Tutti si chiedono che fine farà il fotovoltaico in Italia ora che è finito il Quinto Conto Energia e che, a fine anno, le detrazioni IRPEF scenderanno al 36%. Enerpoint, tra i maggiori distributori italiani di fotovoltaico e inverter, in collaborazione con Power-One ha condotto un sondaggio per scoprirlo.

Ad essere intervistati, via web, sono stati 640 tra installatori, professionisti e rivenditori di materiale elettrico. Quindi coloro che fisicamente vendono e installano gli impianti e ne seguono successivamente la vita negli anni. L'età media degli intervistati è tra i 25 e i 54 anni, per il 95,8% sono uomini e nel 70% dei casi sono titolari d'azienda.

Il sondaggio ha rivolto due domande specifiche su detrazione IRPEF e scambio sul posto, per impianti domestici e per quelli tra i 20 e i 200 kWp. Alla prima gli intervistati hanno risposto con preoccupazione: per il 78.6% di loro le detrazioni non basteranno a sostenere il mercato degli impianti di piccola taglia. Mentre rispondendo alla seconda domanda il 45.8% ritiene che possano vastare almeno per gli impianti aziendali, quelli tra i 20 e i 200 kWp.
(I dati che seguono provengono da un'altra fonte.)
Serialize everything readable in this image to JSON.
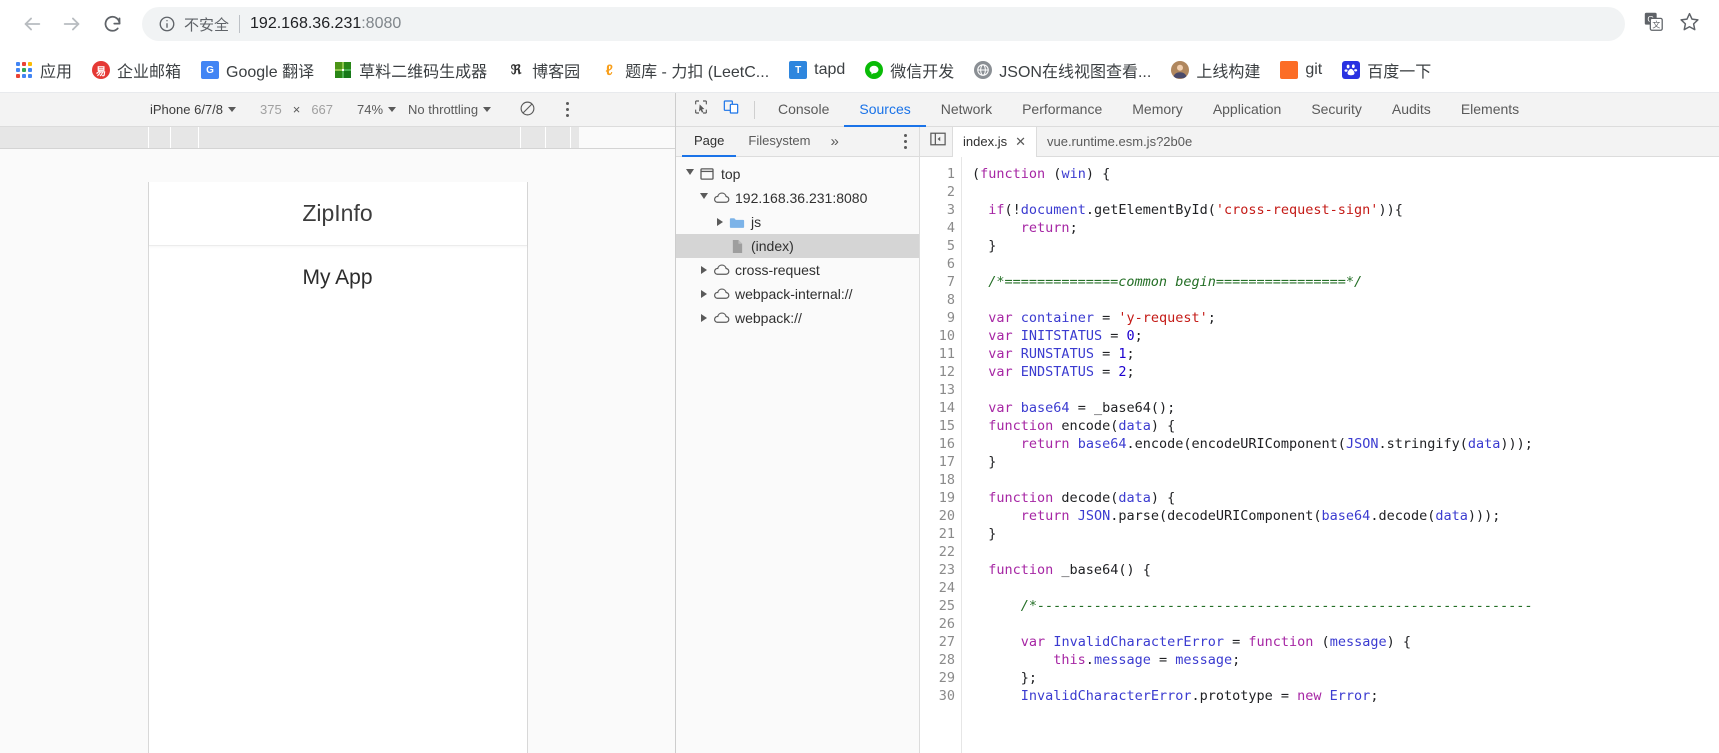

Ma la cosa allarmante è un'altra: la maggior parte degli installatori prevedono di chiudere il 2013 con un buon terzo in meno di potenza fotovoltaica venduta e installata. "I dati emersi dall’indagine mettono in luce la sofferenza del comparto fotovoltaico inserita in un contesto di difficoltà e di crisi globale – spiega l'AD di Enerpoint Paolo Rocco Viscontini – Ci ha colpito molto però la voglia di reagire degli operatori, in particolare dal mercato arrivano due messaggi importanti che i decisori politici non possono ignorare: prorogare se non stabilizzare la Detrazione al 50% per dare continuità al mercato dei piccoli impianti anche l’anno prossimo".

Richiesta di continuità e di attenzione per il settore viene anche dal presidente del Distretto Produttivo Regionale della Puglia "La Nuova Energia", Giuseppe Bratta: "che i nuovi edifici, e quelli ristrutturati, debbano produrre una quota crescente del loro fabbisogno fino ad azzerarlo è ormai legge condivisa su scala regionale, nazionale ed europea; mentre è necessario concentrarsi sulla convenienza dell’autoproduzione su cui influiscono variabili e scelte normative che possono accelerare o stroncare gli investimenti da parte dei consumatori industriali". E, tra le scelte da fare, ci sono anche quelle sulle microreti come SEU e RIU.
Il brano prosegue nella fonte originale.